About 300 Pakistani officials, lawmakers and foreign ambassadors attended the 15-minute ceremony in the Presidency, a flat, modern building between the Senate and National Assembly in the federal capital.After reciting the oath and signing it, Bhutto received an extended round of applause that was drowned out when members of her Pakistan People's Party rose and cheered "Bhutto Lives."

Bhutto's government must still pass a confidence vote in the National Assembly within 60 days but her party and its partners appear strong enough to survive.

Bhutto, a 35-year-old U.S.-educated woman, emerged as the country's leader Thursday when President Ghulam Ishaq Khan chose her as prime minister.

Thousands of people jammed city streets Thursday, dancing, beating drums and chanting "Long live Benazir!"

The president also declared an end to a state of emergency imposed after former leader Gen. Mohammed Zia ul-Haq's death in August.
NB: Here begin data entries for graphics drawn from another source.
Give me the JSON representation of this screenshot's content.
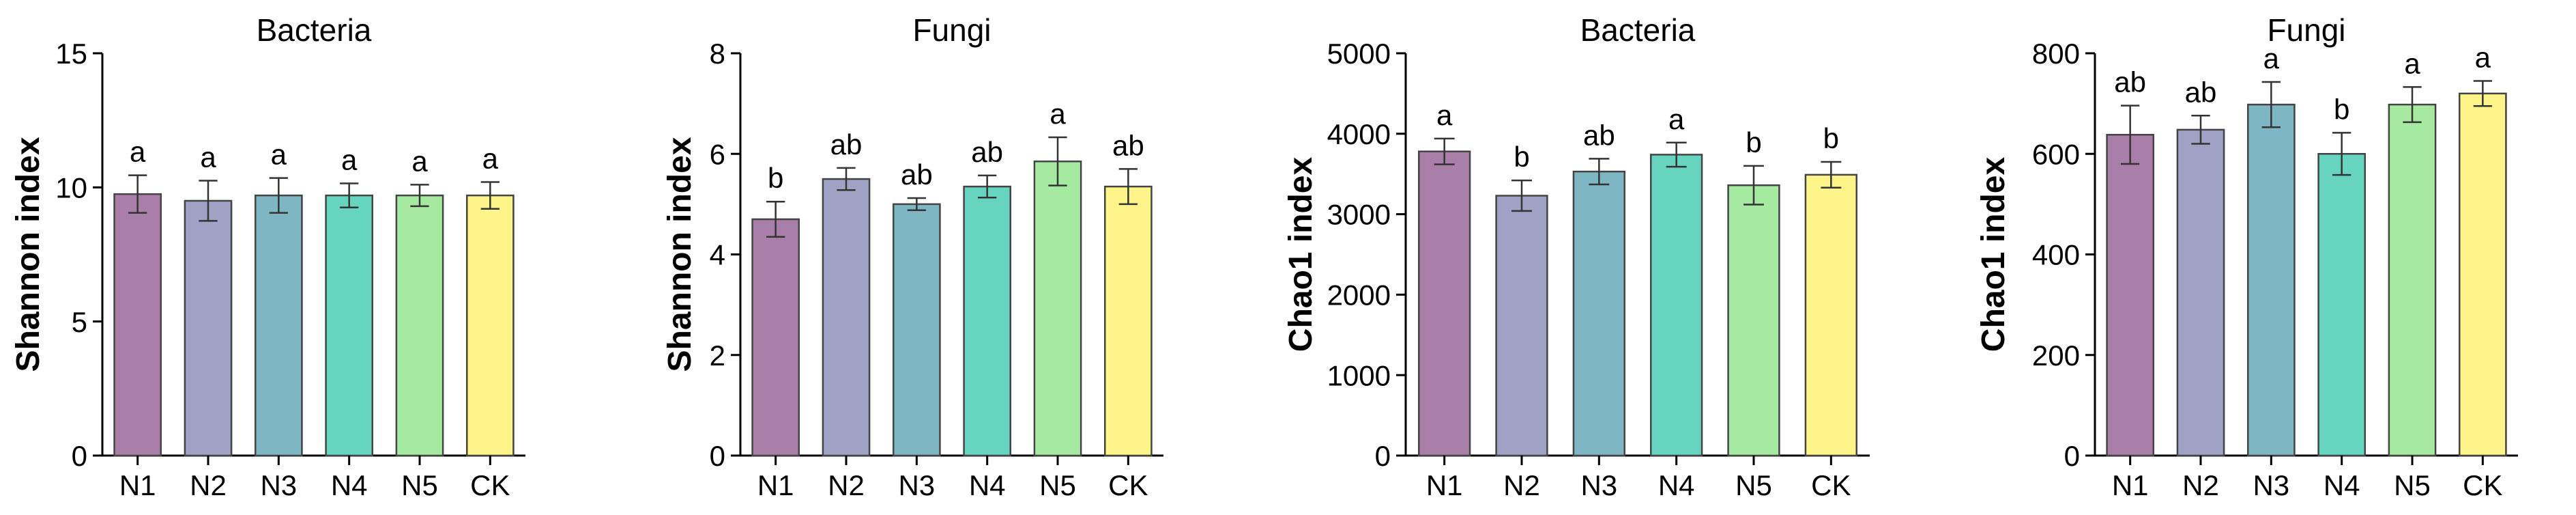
{
  "colors": [
    "#a97ea8",
    "#9fa1c5",
    "#7eb6c4",
    "#66d4bf",
    "#a6eaa2",
    "#fff48a"
  ],
  "chart_data": [
    {
      "type": "bar",
      "title": "Bacteria",
      "ylabel": "Shannon index",
      "categories": [
        "N1",
        "N2",
        "N3",
        "N4",
        "N5",
        "CK"
      ],
      "values": [
        9.75,
        9.5,
        9.7,
        9.7,
        9.7,
        9.7
      ],
      "errors": [
        0.7,
        0.75,
        0.65,
        0.45,
        0.4,
        0.5
      ],
      "letters": [
        "a",
        "a",
        "a",
        "a",
        "a",
        "a"
      ],
      "ylim": [
        0,
        15
      ],
      "yticks": [
        0,
        5,
        10,
        15
      ],
      "ytick_labels": [
        "0",
        "5",
        "10",
        "15"
      ]
    },
    {
      "type": "bar",
      "title": "Fungi",
      "ylabel": "Shannon index",
      "categories": [
        "N1",
        "N2",
        "N3",
        "N4",
        "N5",
        "CK"
      ],
      "values": [
        4.7,
        5.5,
        5.0,
        5.35,
        5.85,
        5.35
      ],
      "errors": [
        0.35,
        0.22,
        0.12,
        0.22,
        0.48,
        0.35
      ],
      "letters": [
        "b",
        "ab",
        "ab",
        "ab",
        "a",
        "ab"
      ],
      "ylim": [
        0,
        8
      ],
      "yticks": [
        0,
        2,
        4,
        6,
        8
      ],
      "ytick_labels": [
        "0",
        "2",
        "4",
        "6",
        "8"
      ]
    },
    {
      "type": "bar",
      "title": "Bacteria",
      "ylabel": "Chao1 index",
      "categories": [
        "N1",
        "N2",
        "N3",
        "N4",
        "N5",
        "CK"
      ],
      "values": [
        3780,
        3230,
        3530,
        3740,
        3360,
        3490
      ],
      "errors": [
        160,
        190,
        160,
        150,
        240,
        160
      ],
      "letters": [
        "a",
        "b",
        "ab",
        "a",
        "b",
        "b"
      ],
      "ylim": [
        0,
        5000
      ],
      "yticks": [
        0,
        1000,
        2000,
        3000,
        4000,
        5000
      ],
      "ytick_labels": [
        "0",
        "1000",
        "2000",
        "3000",
        "4000",
        "5000"
      ]
    },
    {
      "type": "bar",
      "title": "Fungi",
      "ylabel": "Chao1 index",
      "categories": [
        "N1",
        "N2",
        "N3",
        "N4",
        "N5",
        "CK"
      ],
      "values": [
        638,
        648,
        698,
        600,
        698,
        720
      ],
      "errors": [
        58,
        28,
        45,
        42,
        35,
        25
      ],
      "letters": [
        "ab",
        "ab",
        "a",
        "b",
        "a",
        "a"
      ],
      "ylim": [
        0,
        800
      ],
      "yticks": [
        0,
        200,
        400,
        600,
        800
      ],
      "ytick_labels": [
        "0",
        "200",
        "400",
        "600",
        "800"
      ]
    }
  ]
}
He said he took the action "so the new prime minister can take up her responsibility in an environment of complete democracy."

Pakistan officially returned to democracy when the National Assembly and four provincial legislatures were sworn in Wednesday.

Zia was killed in a plane crash Aug. 17. Elections had already been scheduled for Nov. 16.

Bhutto's populist Pakistan People's Party won 105 seats in the 237-seat National Assembly, and she is said to have enough support among minor parties and independents for a majority coalition.

An eight-party grouping called the Islamic Democratic Alliance, which includes Zia loyalists, won only 60 seats.